In recent months, the authorities have moved against a branch of the church, the Ukrainian Orthodox Church of the Moscow Patriarchate. It is linked to the Russian Orthodox Church, whose leader, Patriarch Kirill, has praised the war in Ukraine launched by President Vladimir V. Putin of Russia.
Ukraine’s government has ordered the Moscow Patriarchate church to quit the parts of the Lavra that it uses, leading to a standoff at the site with protesters on both sides. The growing primacy of Ukraine’s independent Orthodox church made Easter even more significant for some worshipers there.

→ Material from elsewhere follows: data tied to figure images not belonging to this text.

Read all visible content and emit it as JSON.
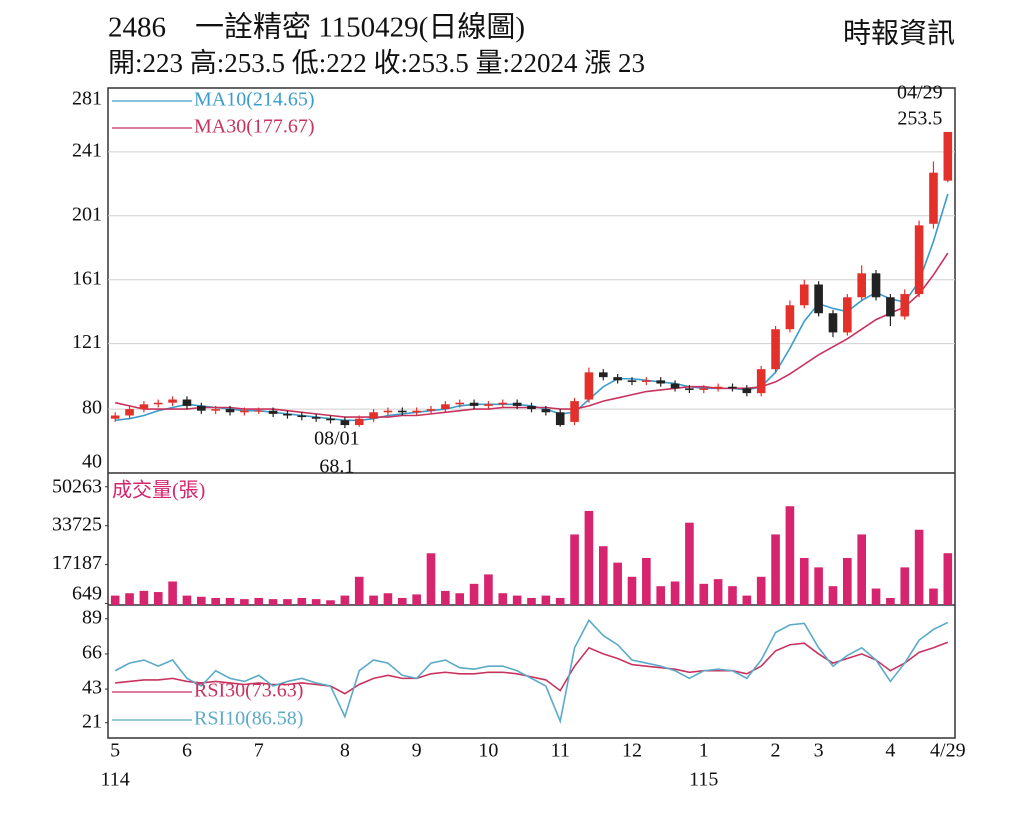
{
  "chart_data": [
    {
      "type": "candlestick",
      "title": "2486　一詮精密 1150429(日線圖)",
      "source": "時報資訊",
      "subtitle": "開:223 高:253.5 低:222 收:253.5 量:22024 漲 23",
      "categories": [
        "5",
        null,
        null,
        null,
        null,
        "6",
        null,
        null,
        null,
        null,
        "7",
        null,
        null,
        null,
        null,
        null,
        "8",
        null,
        null,
        null,
        null,
        "9",
        null,
        null,
        null,
        null,
        "10",
        null,
        null,
        null,
        null,
        "11",
        null,
        null,
        null,
        null,
        "12",
        null,
        null,
        null,
        null,
        "1",
        null,
        null,
        null,
        null,
        "2",
        null,
        null,
        "3",
        null,
        null,
        null,
        null,
        "4",
        null,
        null,
        null,
        "4/29"
      ],
      "year_labels": [
        "114",
        null,
        null,
        null,
        null,
        null,
        null,
        null,
        null,
        null,
        null,
        null,
        null,
        null,
        null,
        null,
        null,
        null,
        null,
        null,
        null,
        null,
        null,
        null,
        null,
        null,
        null,
        null,
        null,
        null,
        null,
        null,
        null,
        null,
        null,
        null,
        null,
        null,
        null,
        null,
        null,
        "115",
        null,
        null,
        null,
        null,
        null,
        null,
        null,
        null,
        null,
        null,
        null,
        null,
        null,
        null,
        null,
        null,
        null
      ],
      "open": [
        74,
        76,
        80,
        83,
        84,
        86,
        82,
        79,
        80,
        78,
        79,
        79,
        77,
        76,
        75,
        74,
        73,
        70,
        74,
        78,
        79,
        78,
        79,
        80,
        83,
        84,
        82,
        83,
        84,
        82,
        80,
        78,
        72,
        86,
        103,
        100,
        98,
        97,
        98,
        96,
        93,
        92,
        93,
        94,
        93,
        90,
        105,
        130,
        145,
        158,
        140,
        128,
        150,
        165,
        150,
        138,
        152,
        196,
        223
      ],
      "high": [
        78,
        82,
        85,
        86,
        88,
        88,
        84,
        82,
        82,
        81,
        81,
        81,
        79,
        78,
        77,
        76,
        75,
        76,
        80,
        81,
        81,
        81,
        82,
        85,
        86,
        86,
        85,
        86,
        86,
        84,
        82,
        80,
        87,
        106,
        105,
        102,
        100,
        100,
        100,
        98,
        95,
        95,
        96,
        96,
        95,
        107,
        132,
        148,
        161,
        160,
        142,
        152,
        170,
        167,
        152,
        155,
        198,
        235,
        253.5
      ],
      "low": [
        72,
        74,
        78,
        81,
        82,
        80,
        77,
        77,
        76,
        76,
        77,
        75,
        74,
        73,
        72,
        71,
        68.1,
        69,
        72,
        76,
        76,
        76,
        77,
        78,
        81,
        80,
        80,
        81,
        80,
        78,
        76,
        69,
        70,
        84,
        98,
        96,
        95,
        95,
        94,
        91,
        90,
        90,
        91,
        91,
        88,
        88,
        103,
        128,
        143,
        138,
        125,
        126,
        148,
        148,
        132,
        136,
        150,
        193,
        222
      ],
      "close": [
        76,
        80,
        83,
        84,
        86,
        82,
        79,
        80,
        78,
        79,
        79,
        77,
        76,
        75,
        74,
        73,
        70,
        74,
        78,
        79,
        78,
        79,
        80,
        83,
        84,
        82,
        83,
        84,
        82,
        80,
        78,
        70,
        85,
        103,
        100,
        98,
        97,
        98,
        96,
        93,
        92,
        93,
        94,
        93,
        90,
        105,
        130,
        145,
        158,
        140,
        128,
        150,
        165,
        150,
        138,
        152,
        195,
        228,
        253.5
      ],
      "up_color": "#e3302b",
      "down_color": "#222222",
      "ylim": [
        40,
        281
      ],
      "yticks": [
        281,
        241,
        201,
        161,
        121,
        80,
        40
      ],
      "grid": true,
      "series": [
        {
          "name": "MA10(214.65)",
          "color": "#3a9ccc",
          "values": [
            73,
            74,
            76,
            79,
            81,
            83,
            82,
            81,
            80,
            79,
            79,
            78,
            77,
            76,
            75,
            74,
            73,
            73,
            74,
            76,
            77,
            78,
            79,
            80,
            82,
            83,
            83,
            83,
            83,
            82,
            80,
            77,
            78,
            86,
            94,
            99,
            99,
            98,
            97,
            96,
            94,
            93,
            93,
            93,
            92,
            94,
            103,
            118,
            135,
            146,
            143,
            141,
            148,
            153,
            149,
            147,
            160,
            185,
            214.65
          ]
        },
        {
          "name": "MA30(177.67)",
          "color": "#c8325f",
          "values": [
            84,
            82,
            80,
            80,
            80,
            80,
            81,
            81,
            81,
            80,
            80,
            80,
            79,
            78,
            77,
            76,
            75,
            75,
            75,
            75,
            76,
            76,
            77,
            78,
            79,
            80,
            80,
            81,
            81,
            81,
            81,
            80,
            80,
            82,
            85,
            87,
            89,
            91,
            92,
            93,
            94,
            94,
            93,
            93,
            93,
            94,
            97,
            102,
            108,
            114,
            119,
            124,
            130,
            136,
            140,
            144,
            152,
            164,
            177.67
          ]
        }
      ],
      "annotations": [
        {
          "date": "04/29",
          "value": 253.5
        },
        {
          "date": "08/01",
          "value": 68.1
        }
      ]
    },
    {
      "type": "bar",
      "title": "成交量(張)",
      "color": "#d6246e",
      "values": [
        4000,
        5000,
        6000,
        5500,
        10000,
        4000,
        3500,
        3000,
        3000,
        2500,
        3000,
        2500,
        2500,
        3000,
        2500,
        2000,
        4000,
        12000,
        4000,
        5000,
        3000,
        4500,
        22000,
        6000,
        5000,
        9000,
        13000,
        5000,
        4000,
        3000,
        4000,
        3000,
        30000,
        40000,
        25000,
        18000,
        12000,
        20000,
        8000,
        10000,
        35000,
        9000,
        11000,
        8000,
        4000,
        12000,
        30000,
        42000,
        20000,
        16000,
        8000,
        20000,
        30000,
        7000,
        3000,
        16000,
        32000,
        7000,
        22024
      ],
      "ylim": [
        0,
        54000
      ],
      "yticks": [
        50263,
        33725,
        17187,
        649
      ]
    },
    {
      "type": "line",
      "series": [
        {
          "name": "RSI30(73.63)",
          "color": "#c8325f",
          "values": [
            47,
            48,
            49,
            49,
            50,
            48,
            47,
            48,
            47,
            46,
            47,
            46,
            46,
            47,
            46,
            45,
            40,
            46,
            50,
            52,
            50,
            50,
            53,
            54,
            53,
            53,
            54,
            54,
            53,
            51,
            49,
            42,
            58,
            70,
            66,
            63,
            59,
            58,
            57,
            56,
            54,
            55,
            55,
            55,
            53,
            58,
            68,
            72,
            73,
            66,
            60,
            63,
            66,
            62,
            55,
            60,
            67,
            70,
            73.63
          ]
        },
        {
          "name": "RSI10(86.58)",
          "color": "#5aaac8",
          "values": [
            55,
            60,
            62,
            58,
            62,
            50,
            45,
            55,
            50,
            48,
            52,
            45,
            48,
            50,
            47,
            45,
            25,
            55,
            62,
            60,
            52,
            50,
            60,
            62,
            57,
            56,
            58,
            58,
            55,
            50,
            45,
            22,
            70,
            88,
            78,
            72,
            62,
            60,
            58,
            55,
            50,
            55,
            56,
            55,
            50,
            62,
            80,
            85,
            86,
            70,
            58,
            65,
            70,
            62,
            48,
            60,
            75,
            82,
            86.58
          ]
        }
      ],
      "ylim": [
        11,
        98
      ],
      "yticks": [
        89,
        66,
        43,
        21
      ]
    }
  ]
}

In one example, the Moscow Patriarchate church relinquished control of the Holy Dormition Cathedral to the government in January, and, on Sunday, Ukraine’s independent church held its first-ever Easter service there.
“I’m not very religious, but this year is special,” said Oleksandr Trokhymets, 40, a lawyer and a military officer who had come to a service at the cathedral with his daughter. “I want on this day to be here with Ukrainian people and Ukrainian priests.”